Paris 2024 breaking: All results, as B-Girl Ami wins inaugural Olympic gold - and then some

By Shintaro Kano
3 min|
Olympic women's breaking champion, B-Girl Ami
Picture by 2024 Getty Images

In about five hours on Friday (9 August) at La Concorde, AmI’s life changed.

With a win over reigning world champion Nicka in the Paris 2024 final, the Japanese B-Girl became the first women’s breaking champion in Olympic history.

When she returns to Japan in a couple of days, it will all hit Ami hard and fast. The attention. The money. The flood of media requests. She will be Ami the Olympic gold medallist. No longer just B-Girl Ami.

But Ami would prefer that everything stays the same - other than breaking gaining more recognition at home and abroad.

“I don’t want my life to change,” Ami told Olympics.com, after sweeping Nicka 3-0 to top the podium. “I mean it in a good way, but I don’t want to change much myself.

“I’m happy breaking will get more attention as a result but it’s not all about the winners in this sport. It so happens that I won today when everyone showed what they were made of. Another day, another time, things could have turned out entirely differently.

“I couldn’t be happier if people learn about the beauty of breaking - and not only about the gold medal.”

From left, silver medallist Nicka, gold medallist Ami and 671, winner of the bronze medal.

Picture by Reuters

Japan coach Katsu One says Ami is as stubborn as they come. Katsu One has worked with Ami, now 25, ever since she got serious about breaking even before becoming a teenager.

“She hasn’t changed the least bit,” he said. “But it’s that stubbornness which keeps her focused. And now she’s No. 1 in the world.

“She has incredible instincts. She’s never fazed by who she’s up against. Mentally she was in a good place throughout the entire day. That, and the preparation she put in, all came together.”
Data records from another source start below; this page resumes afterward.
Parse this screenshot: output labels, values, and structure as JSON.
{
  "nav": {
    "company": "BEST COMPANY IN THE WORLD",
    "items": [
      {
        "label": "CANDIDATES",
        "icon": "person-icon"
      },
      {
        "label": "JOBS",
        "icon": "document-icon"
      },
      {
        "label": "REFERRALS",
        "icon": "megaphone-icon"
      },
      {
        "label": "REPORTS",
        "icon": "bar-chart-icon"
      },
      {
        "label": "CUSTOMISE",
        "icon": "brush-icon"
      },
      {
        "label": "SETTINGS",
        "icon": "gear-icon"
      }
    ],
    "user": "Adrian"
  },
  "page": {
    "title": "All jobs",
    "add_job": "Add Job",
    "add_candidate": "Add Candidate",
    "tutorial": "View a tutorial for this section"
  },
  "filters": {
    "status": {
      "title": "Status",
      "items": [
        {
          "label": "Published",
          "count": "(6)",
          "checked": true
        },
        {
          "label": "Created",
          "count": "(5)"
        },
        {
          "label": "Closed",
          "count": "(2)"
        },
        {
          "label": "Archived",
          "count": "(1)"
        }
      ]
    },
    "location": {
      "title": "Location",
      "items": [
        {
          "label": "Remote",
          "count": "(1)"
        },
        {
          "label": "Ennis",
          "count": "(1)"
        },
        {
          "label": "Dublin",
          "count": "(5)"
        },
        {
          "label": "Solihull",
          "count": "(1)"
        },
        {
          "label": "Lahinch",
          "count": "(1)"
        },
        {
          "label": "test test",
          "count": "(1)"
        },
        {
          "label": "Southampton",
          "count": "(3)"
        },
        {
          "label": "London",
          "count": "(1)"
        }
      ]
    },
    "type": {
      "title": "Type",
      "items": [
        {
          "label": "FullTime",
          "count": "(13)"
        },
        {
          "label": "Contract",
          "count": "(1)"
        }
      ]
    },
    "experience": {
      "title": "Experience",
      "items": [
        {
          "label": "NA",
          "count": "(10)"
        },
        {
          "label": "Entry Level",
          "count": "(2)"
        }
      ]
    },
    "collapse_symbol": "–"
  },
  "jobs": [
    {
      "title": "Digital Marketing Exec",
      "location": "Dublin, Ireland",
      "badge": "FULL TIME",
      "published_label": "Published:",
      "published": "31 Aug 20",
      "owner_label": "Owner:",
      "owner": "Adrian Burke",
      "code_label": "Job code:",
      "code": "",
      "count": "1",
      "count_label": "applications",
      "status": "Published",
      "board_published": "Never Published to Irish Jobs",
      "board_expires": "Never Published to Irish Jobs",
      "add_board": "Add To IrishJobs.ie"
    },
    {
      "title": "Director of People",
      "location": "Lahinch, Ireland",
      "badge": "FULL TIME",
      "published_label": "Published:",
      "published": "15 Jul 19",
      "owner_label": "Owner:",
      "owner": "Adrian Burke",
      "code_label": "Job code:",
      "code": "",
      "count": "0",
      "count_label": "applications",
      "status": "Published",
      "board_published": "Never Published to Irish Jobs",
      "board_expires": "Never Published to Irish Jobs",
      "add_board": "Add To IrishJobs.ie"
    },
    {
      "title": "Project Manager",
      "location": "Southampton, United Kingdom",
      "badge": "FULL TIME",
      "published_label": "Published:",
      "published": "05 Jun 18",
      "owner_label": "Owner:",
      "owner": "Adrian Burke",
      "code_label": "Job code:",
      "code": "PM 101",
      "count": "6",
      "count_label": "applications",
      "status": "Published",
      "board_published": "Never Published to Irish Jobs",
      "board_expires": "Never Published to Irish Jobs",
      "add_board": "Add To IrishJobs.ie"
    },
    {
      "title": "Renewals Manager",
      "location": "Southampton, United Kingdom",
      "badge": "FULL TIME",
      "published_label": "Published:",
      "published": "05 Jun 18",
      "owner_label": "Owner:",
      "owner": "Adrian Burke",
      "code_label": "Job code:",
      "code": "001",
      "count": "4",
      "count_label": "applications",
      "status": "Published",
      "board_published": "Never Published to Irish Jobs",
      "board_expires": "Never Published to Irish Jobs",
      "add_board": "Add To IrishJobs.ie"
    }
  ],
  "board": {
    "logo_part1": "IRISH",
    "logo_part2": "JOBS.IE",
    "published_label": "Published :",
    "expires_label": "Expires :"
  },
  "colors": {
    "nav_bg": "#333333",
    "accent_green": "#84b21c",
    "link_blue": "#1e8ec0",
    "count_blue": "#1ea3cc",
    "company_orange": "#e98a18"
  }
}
Throughout four phases of competition, Ami was her usual self. She wouldn’t have it any other way. There was no extra from her.

But that’s how Ami operates. Her most memorable battle of the day was not the final, but the quarter-final against France’s Syssy because she realised she could be herself on the grandest stage the sport hadn’t seen.

“It still hasn’t sunk in yet but I’m over the moon. Really. I’m probably happier than I think I am. I’m just on cloud nine at the moment so once I come down to earth, I’ll try to take it in bit by bit.

“More than the final, when I won the quarter-final, I thought to myself, wow, I can do this - on this stage. In the semi-final, I was really at ease because win or lose, I’d still have the third-place battle.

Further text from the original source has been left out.